UW-Madison: Collide and conquer: How blood cells sort themselves out

CONTACT: Michael Graham, (608) 262-5232, graham@engr.wisc.edu

MADISON – In human blood, red blood cells barrel through the center of the blood vessels, while in a phenomenon known as margination, platelets and white blood cells hug the vessel walls, ready to emerge into the body to fight an injury or infection.

Given the role of platelets and white blood cells as vital contributors to human health, this margination is an important natural process with clear benefits-yet until now, researchers lacked understanding of how it happens.

Through mathematical modeling and computer simulations, University of Wisconsin-Madison chemical and biological engineers discovered that when stiff white blood cells and platelets collide with the more flexible red blood cells during blood flow, red blood cells push the white blood cells and platelets aside, while not moving much themselves. As a result, white blood cells and platelets ultimately are “trapped” near the vessel walls.

The advance could, for example, increase physicians’ understanding of bleeding disorders and diseases such as anemia and malaria or inform the ways in which researchers design particles that deliver cancer-fighting drugs to tissue via the bloodstream.

Michael Graham, the Harvey D. Spangler professor of chemical and biological engineering at UW-Madison, and Amit Kumar, a UW-Madison chemical and biological engineering postdoctoral researcher, published their findings in the Sept. 7, 2012, issue of the journal Physical Review Letters.

Blood is a multicomponent suspension, and the researchers’ expertise in complex fluid flows and computer simulation was vital to the research, says Graham. “Platelets and white blood cells differ in many ways from red blood cells,” he says. “In an experiment, you can’t tune their properties, and so you can’t do a controlled study.”

Simulation, however, enabled Graham and Kumar to control cell stiffness and determine its effect on collisions between cells.
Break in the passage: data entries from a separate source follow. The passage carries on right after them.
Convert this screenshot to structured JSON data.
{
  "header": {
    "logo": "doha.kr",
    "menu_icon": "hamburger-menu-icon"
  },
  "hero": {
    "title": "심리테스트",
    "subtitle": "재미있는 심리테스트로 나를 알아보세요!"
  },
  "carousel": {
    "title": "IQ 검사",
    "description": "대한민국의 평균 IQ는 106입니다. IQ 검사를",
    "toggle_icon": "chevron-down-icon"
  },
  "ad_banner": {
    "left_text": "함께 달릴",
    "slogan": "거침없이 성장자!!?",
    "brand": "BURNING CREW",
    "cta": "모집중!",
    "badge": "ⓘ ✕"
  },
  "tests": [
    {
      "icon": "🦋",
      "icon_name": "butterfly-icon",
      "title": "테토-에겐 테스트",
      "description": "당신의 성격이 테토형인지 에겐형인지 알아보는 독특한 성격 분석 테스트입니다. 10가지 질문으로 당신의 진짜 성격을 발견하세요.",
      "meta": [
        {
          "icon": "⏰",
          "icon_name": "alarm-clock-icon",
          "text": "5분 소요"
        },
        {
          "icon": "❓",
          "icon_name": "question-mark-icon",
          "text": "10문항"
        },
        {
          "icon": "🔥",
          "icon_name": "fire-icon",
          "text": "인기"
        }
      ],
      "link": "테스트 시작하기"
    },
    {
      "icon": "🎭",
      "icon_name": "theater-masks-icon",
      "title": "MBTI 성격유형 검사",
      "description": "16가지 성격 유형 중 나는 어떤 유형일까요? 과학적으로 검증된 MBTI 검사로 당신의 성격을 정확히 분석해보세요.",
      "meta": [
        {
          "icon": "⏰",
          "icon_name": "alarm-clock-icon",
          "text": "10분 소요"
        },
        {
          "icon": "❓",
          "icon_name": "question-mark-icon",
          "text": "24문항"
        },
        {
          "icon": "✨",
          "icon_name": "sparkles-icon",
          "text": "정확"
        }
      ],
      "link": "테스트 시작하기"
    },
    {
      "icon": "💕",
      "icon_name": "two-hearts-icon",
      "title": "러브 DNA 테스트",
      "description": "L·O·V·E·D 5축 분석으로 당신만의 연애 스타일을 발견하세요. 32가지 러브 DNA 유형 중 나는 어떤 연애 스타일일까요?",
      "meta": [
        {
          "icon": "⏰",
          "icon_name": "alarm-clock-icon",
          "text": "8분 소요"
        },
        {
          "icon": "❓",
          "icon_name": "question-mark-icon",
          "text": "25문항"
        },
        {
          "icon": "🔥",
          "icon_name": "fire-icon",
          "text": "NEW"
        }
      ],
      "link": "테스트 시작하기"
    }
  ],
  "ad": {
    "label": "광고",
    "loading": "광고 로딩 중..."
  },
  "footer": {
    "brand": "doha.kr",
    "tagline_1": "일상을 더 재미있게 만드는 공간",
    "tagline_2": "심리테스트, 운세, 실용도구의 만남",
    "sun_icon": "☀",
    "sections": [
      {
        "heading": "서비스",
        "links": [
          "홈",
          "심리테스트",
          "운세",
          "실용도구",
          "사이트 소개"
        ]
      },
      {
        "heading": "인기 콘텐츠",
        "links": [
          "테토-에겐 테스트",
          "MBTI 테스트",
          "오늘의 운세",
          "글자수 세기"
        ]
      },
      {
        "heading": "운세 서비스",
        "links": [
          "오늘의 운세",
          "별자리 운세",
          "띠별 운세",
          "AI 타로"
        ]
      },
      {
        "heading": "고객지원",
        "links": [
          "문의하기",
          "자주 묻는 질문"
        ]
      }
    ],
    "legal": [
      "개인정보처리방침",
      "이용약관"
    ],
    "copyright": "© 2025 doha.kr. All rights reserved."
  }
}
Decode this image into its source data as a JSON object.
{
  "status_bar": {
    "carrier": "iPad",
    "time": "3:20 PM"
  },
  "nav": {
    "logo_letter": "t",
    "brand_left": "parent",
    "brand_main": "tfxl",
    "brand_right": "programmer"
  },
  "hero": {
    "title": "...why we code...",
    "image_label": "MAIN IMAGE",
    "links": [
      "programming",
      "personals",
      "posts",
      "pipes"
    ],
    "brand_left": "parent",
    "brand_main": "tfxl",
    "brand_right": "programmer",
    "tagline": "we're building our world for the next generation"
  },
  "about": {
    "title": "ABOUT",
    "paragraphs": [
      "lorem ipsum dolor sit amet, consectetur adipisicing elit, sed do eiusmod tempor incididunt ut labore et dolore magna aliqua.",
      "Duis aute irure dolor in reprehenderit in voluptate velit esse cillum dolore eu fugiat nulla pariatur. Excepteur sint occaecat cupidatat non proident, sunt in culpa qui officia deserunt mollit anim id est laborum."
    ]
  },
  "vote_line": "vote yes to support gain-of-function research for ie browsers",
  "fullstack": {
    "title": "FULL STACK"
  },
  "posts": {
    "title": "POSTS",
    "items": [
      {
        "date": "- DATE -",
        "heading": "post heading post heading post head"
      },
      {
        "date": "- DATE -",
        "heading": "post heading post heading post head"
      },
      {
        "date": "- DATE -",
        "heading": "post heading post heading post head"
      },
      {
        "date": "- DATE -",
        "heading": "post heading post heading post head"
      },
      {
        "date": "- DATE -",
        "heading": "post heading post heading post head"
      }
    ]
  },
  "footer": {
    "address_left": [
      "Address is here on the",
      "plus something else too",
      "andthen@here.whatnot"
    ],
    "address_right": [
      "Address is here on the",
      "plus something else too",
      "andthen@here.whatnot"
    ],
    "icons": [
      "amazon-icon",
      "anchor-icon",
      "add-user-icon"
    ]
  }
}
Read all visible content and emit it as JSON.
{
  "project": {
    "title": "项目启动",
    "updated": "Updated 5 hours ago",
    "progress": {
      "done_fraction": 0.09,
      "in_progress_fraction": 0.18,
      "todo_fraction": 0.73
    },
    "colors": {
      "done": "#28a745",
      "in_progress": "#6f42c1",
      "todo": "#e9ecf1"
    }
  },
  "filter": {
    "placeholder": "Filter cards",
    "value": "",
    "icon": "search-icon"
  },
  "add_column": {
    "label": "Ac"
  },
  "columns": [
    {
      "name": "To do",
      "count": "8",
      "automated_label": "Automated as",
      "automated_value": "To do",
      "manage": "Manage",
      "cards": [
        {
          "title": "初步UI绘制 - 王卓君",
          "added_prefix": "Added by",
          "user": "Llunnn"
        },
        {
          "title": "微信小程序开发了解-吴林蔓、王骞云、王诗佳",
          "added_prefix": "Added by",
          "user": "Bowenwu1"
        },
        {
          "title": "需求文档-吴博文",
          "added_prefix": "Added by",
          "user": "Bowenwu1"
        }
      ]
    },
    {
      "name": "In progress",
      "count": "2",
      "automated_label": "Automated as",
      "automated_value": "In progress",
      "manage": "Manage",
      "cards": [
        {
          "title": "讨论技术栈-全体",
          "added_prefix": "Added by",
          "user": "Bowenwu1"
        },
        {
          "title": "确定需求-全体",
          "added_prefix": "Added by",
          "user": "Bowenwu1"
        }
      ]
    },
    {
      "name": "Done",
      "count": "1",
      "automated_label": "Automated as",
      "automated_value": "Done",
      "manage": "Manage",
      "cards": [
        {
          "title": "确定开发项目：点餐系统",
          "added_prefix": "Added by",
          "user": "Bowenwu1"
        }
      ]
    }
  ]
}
Using Kumar’s mathematical model-which incorporates key particle transport mechanisms in suspensions-they also verified that collisions between flexible red blood cells and stiff platelets or white blood cells are important in margination.

“We’ve gained some understanding of a very fundamental process that happens in blood flow,” says Graham.

He and members of his research group now are studying the effects of particle shape and size on collisions and margination. They are pursuing collaborations with clinicians to explore potential medical applications of their advance. While drug-delivery particle design is one application, they also could apply their knowledge in, for example, improving microfluidic devices that separate blood components and are useful for treating leukemia or in platelet-rich plasma therapy.

Graham and Kumar received funding for their research from the National Science Foundation, in part through the American Recovery and Reinvestment Act.